Over the past six years our City Hall has increasingly become weighed down by burdensome bureaucracy. Now I realize that bureaucracy exists in all government, however in Revelstoke it appears the bureaucrats have either been given command of the ship, or simply have taken it, and have driven us onto the rocks.
So what happened?
The Mayor and Councilors that we elect to be leaders haven’t been doing what they were elected to do, and that is to lead. Instead they have become increasingly reliant on the input and direction from the bureaucrats. You only have to look at some examples over the past several years to see the cracks showing:
- The concept of “streamlining” City Hall is to hire another administrative position in the form of a Director of Communications, at $111,000.00 per year, and then dismiss him after two months. Yet they don’t replace him (so I guess they didn’t really need that position);
- Demolish the Planning Dept. offices on a whim, and then scrambled to get a design to put it back together, for $800,000.00 (Item 1, Table 8, Pg. 3 of 2013-2017 Financial Plan);
- Revise the Building Permit application so it is now 16 pages long; and
- We have a CAO who has had to make a public apology for his treatment of a respected senior staffer without consulting City Council.
So why did this happen?
That is very simple, the Mayor, being a career bureaucrat, sees the situation as normal, and the Councilors seem to not realize that it is their roll to direct the staff, not the other way around. In all honesty they probably feel that they have been doing their job. They go to council meeting and they make decisions, however the items that they deal with are not of their making, they are not their ideas and initiatives, designed with a vision of the future and to move Revelstoke forward on a charted course. Instead it’s all just more self-serving bureaucracy put forward by the bureaucrats, and no one seems to be willing to question the necessity.

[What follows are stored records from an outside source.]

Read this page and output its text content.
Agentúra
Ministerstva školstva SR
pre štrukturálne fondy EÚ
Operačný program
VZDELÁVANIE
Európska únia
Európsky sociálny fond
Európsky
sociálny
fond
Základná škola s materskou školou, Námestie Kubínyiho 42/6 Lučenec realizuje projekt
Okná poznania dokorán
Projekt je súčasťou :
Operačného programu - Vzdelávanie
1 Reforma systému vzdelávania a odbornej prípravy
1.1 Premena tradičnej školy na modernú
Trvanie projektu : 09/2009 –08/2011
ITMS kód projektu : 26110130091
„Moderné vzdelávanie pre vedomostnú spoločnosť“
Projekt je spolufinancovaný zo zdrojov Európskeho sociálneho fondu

So what do we do about it?
On November 15 we have an opportunity to sweep out City Hall. There are enough capable and competent candidates running in this election that we can replace the Council and Mayor with a strong team that I believe can create a plan and vision for our City, and then direct and work with the staff to bring it to reality.
However it all comes down to us… the voters, having the courage to initiate change and realizing that the status quo has got to go.